We are, today, issuing formal proceedings against the Met Police for their apparent continued failure to properly investigate Boris Johnson’s attendance at three lockdown gatherings, in November and December 2020 and January 2021, and their refusal to answer our legitimate questions about how they reached this decision.
The public have a right to know what really went on inside the Partygate investigation. The Met’s actions have raised grave concerns about the deferential way in which they are policing those in power. It stands in stark contrast to how ordinary people were policed during lockdown.
It was only after we threatened to sue the Met in January 2022 that they agreed to investigate at all and the Prime Minister was eventually fined for attending a lockdown gathering in June 2020.
We’ve given the Met multiple opportunities to explain why he was reportedly not sent questionnaires regarding these three other gatherings, nor issued with fixed penalty notices for attending them, when a number of civil servants and officials who did received both.
On 15 June, we wrote to the Met, giving them a week to finally live up to their duty to be honest and upfront with the public.

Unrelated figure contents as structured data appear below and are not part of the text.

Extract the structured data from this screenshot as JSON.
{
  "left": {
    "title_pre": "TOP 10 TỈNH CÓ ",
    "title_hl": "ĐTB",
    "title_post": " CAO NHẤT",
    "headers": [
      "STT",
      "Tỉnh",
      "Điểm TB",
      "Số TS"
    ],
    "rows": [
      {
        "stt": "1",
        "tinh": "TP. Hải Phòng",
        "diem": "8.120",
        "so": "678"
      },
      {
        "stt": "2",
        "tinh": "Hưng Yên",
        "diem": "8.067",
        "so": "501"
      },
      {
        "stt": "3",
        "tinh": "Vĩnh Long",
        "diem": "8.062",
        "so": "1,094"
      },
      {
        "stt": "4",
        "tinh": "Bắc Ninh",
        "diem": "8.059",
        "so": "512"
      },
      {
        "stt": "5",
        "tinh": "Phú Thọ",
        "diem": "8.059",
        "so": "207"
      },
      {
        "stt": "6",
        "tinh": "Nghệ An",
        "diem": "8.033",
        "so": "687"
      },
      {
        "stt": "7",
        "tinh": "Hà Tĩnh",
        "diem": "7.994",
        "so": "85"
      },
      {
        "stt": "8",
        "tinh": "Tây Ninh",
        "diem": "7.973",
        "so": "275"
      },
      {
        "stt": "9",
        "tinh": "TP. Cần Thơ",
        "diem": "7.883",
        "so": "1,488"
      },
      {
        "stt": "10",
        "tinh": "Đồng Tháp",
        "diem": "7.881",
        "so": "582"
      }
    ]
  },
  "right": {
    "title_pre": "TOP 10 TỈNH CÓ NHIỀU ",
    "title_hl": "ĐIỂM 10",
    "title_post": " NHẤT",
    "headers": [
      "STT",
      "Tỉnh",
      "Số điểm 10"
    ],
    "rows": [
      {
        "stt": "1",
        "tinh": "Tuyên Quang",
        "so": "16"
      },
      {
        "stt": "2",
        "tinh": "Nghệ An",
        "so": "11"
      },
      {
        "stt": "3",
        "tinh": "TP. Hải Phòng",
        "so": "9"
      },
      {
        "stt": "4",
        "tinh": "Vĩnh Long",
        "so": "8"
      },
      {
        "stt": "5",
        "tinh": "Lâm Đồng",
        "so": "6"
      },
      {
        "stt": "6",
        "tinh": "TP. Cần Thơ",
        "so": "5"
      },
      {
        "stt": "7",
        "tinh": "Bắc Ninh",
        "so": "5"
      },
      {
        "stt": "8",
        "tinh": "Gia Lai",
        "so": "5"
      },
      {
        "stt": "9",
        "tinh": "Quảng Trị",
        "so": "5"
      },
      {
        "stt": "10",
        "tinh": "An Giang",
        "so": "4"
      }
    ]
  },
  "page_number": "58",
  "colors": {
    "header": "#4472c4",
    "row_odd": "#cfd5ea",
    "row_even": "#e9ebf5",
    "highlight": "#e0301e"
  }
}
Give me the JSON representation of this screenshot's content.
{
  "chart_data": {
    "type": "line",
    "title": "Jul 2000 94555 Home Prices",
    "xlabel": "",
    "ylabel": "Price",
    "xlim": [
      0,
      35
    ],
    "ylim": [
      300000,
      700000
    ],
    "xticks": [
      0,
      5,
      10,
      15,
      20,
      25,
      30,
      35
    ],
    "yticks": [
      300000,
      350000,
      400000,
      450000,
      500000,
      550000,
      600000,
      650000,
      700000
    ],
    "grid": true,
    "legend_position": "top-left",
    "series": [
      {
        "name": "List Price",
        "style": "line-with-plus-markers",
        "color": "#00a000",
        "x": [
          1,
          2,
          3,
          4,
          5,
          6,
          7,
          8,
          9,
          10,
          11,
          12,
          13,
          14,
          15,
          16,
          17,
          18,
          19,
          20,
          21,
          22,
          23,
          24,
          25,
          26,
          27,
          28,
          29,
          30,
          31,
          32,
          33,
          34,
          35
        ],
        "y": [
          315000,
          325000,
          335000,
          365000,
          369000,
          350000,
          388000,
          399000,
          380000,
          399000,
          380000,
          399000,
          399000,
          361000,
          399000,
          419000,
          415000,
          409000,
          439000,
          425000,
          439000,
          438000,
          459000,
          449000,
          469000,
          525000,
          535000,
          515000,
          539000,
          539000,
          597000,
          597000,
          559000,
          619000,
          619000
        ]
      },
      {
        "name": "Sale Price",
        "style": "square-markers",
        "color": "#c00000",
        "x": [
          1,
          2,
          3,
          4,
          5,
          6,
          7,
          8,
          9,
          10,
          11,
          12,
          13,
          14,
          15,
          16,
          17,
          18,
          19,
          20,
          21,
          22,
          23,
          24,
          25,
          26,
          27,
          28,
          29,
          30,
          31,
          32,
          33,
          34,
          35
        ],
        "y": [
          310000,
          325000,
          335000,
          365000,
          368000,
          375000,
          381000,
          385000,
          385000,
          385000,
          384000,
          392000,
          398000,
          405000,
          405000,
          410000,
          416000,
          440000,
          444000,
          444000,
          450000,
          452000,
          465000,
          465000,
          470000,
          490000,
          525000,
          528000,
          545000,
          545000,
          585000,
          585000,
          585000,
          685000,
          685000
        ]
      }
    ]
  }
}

Rather than work with us in a spirit of transparency, or address to the substantive issues raised in our case, their response focuses on our right to bring this action at all (known as ‘standing’). Yet even here, they haven’t properly explained themselves. We asked them who, if not us, would have standing and they refused to answer.
We strongly believe that Good Law Project and our co-claimant, former senior Met Officer Lord Paddick, have standing to represent the public interest in this matter. If we aren’t allowed to bring this claim, we don’t believe anyone else will be in a position to do so.
So now we’re forced to sue the Met for a second time.
Lord Paddick: “Members of the public will have seen Boris Johnson raising a glass at a party that he was apparently not even questioned about, and thought ‘If that had been me, I would have been fined.’ We are determined that the Prime Minister should be held to the same standard as the rest of us.”
From its failure to hold the Prime Minister and those around him to account for their lockdown breaches, to shocking reports of institutional misogyny, discrimination and sexual harassment, the public’s faith in the Met has been shaken to the core this year. This is their moment to finally begin repairing the damage their inaction has done.
Our challenge is grounded in a single, simple idea: for the law to have any meaning, it must apply equally to us all. The Met must explain their seeming lack of action in this matter. We won’t stop until the full story is uncovered.
The Met have until 22 July to respond. We will keep you updated.
Lord Paddick and Good Law Project have instructed the same team which acted in the previous judicial review of the Met: Bindman LLP and Danny Friedman QC leading Adam Wagner.